Every company is looking to leverage AI and ML to harness their data, accelerate their digital transformation, and drive differentiation in their business that leads to a better experience for every customer, partner, and employee. Over the past decade, the computing power needed to make this possible has become available; Connectivity, the other piece of the puzzle, however, has been the limiting factor keeping companies from gaining the competitive advantage they’ve been eyeing.
AI and ML workloads can’t be managed on a single node or server. It’s why connectivity in the form of networking infrastructure is critical. It enables the flow of information between different nodes in a computing network so that the organization’s algorithms and models can access and process data and create insights that decision makers can use.
Since nodes managing AI and ML workloads need to crunch large datasets incredibly quickly, the infrastructure connecting all the nodes in the network needs to have low latency, minimize ‘packet loss’, and be reliable.
If there’s a slowdown or any loss of data, the results can be catastrophic, ranging from unpredictable system behavior, longer response time, reduced model accuracy, and resource wastage, all of which can cost the company dearly, hurt its reputation, and run the competitive advantage it is aspiring towards.
Due to this stringent requirement of low-to-no packet loss and the need for low latency, InfiniBand has been for many years been widely used for AI and ML workloads. However, ethernet is now emerging as the networking technology of choice for many customers.
The leaders’ guide to RDMA, RoCEv2, and AI ML workloads on ethernet
Ethernet has been in existence since the 1970’s, and due to its open-standards nature and innovation throughout the years, it has become the network transport of choice.
What’s made ethernet suitable for AI and ML workloads is its ability to leverage RDMA (remote direct memory access) to build what’s called RoCEv2 (RDMA over converged ethernet 2). Without RDMA, the ethernet needed access to a device’s central processing unit (CPU) to perform a series of steps that facilitated the movement of data which caused delay and in certain cases, packet loss. With RDMA and some smart engineering that led to the creation of RoCEv2, all of this has been eliminated.
Further, RoCEv2 enables higher bandwidth utilization, and allows for it to use data centre bridging (DCB) technologies such as priority flow control (PFC) and explicit congestion notification (ECN). Just from the names, you can guess their function: to provide lossless and deterministic networking leading to a more resilient ethernet that can power AI and ML workloads seamlessly.
The business economics of ethernet for AI and ML workloads
Professionals in the IT community have historically had a preference for the ethernet because they’re familiar with it, understand it, and know how to get the most out of it. The technology has many fans in the industry.
However, familiarity isn’t the only winning edge. Ethernet’s biggest advantage is compatibility.
Since the technology has been around for more than half a century, the ecosystem of hardware and software solutions is extremely mature. What this means is that devices, servers, switches, and components are forwards-and-backwards compatible; there’s interoperability between devices, as well as protocols and application compatibility; finally, management and monitoring of the ethernet and everything it connects is easy, and most importantly, reliable.

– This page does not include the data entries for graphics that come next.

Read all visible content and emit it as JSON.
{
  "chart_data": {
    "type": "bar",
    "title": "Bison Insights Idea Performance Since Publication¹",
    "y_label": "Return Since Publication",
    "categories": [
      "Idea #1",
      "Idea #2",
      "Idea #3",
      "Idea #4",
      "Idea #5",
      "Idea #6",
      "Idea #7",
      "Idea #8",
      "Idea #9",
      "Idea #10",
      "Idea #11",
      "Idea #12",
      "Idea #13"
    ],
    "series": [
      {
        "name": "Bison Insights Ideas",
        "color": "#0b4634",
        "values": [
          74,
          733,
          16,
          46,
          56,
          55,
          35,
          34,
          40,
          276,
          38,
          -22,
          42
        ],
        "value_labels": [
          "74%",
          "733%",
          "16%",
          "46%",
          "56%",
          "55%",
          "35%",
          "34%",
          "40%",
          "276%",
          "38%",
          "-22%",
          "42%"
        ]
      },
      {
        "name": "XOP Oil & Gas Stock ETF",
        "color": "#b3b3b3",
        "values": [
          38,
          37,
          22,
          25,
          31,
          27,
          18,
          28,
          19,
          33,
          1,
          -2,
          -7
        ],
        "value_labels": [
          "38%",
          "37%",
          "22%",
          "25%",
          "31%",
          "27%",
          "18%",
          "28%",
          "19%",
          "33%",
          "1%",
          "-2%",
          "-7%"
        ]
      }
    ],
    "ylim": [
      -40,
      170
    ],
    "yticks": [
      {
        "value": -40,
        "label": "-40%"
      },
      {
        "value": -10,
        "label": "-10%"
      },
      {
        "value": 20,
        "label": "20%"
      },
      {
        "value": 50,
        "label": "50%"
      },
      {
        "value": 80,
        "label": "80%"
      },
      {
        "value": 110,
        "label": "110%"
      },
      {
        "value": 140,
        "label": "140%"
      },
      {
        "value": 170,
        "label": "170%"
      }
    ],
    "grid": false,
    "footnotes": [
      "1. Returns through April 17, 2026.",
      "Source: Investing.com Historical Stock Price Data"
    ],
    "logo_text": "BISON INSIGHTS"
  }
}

However, cost-effectiveness is also a factor when choosing ethernet. Because of the mature ecosystem and the fact that it has been the undisputed leader in the networking space for decades, the cost of hardware and software has reduced significantly. The low cost of the technology is key to AI and ML deployments because in such instances, the focus of the budget needs to be the data, the models, and the processing power. The connectivity needs to tie everything together without itself needing attention and effort.
Finally, security is a ‘top of mind, top of the agenda’ item for every business leader today. Ethernet has been in use for decades and has therefore evolved to address security concerns over the years.
It provides several security features and protocols that help protect data and communication within the network. Between Virtual LAN (VLAN), network access control (NAC), network segmentation & firewalls, 802.1X authentication which requiring devices to authenticate before accessing the network, and other solutions, there are plenty of tools & mechanisms to keep the ethernet – and thus AI and ML workloads – secure.
Ethernet technology has been around for very long and there are many experts available who understand it and can deploy and maintain it. Leveraging the ethernet ecosystem with the attributes to support loss-less ethernet fabric with scheduling capabilities is the ideal networking choice for your AI/ML workload compared to any proprietary closed architecture
Ethernet is the practical choice for AI and ML workloads
Most leaders leveraging AI and ML are trying to gain a business advantage to drive differentiation in their market. Getting the technology right will be a game changer.
To win, leaders must focus their energy on several fronts – clarifying their goals & objectives and building clear use cases, data quality and accessibility, talent and expertise, and security, and even compliance. With ethernet evolving and rising to meet the needs of modern AI and ML workloads, it should be the obvious choice for any organization. The compatibility, cost-effectiveness, expertise & ecosystem, and security make the most practical choice.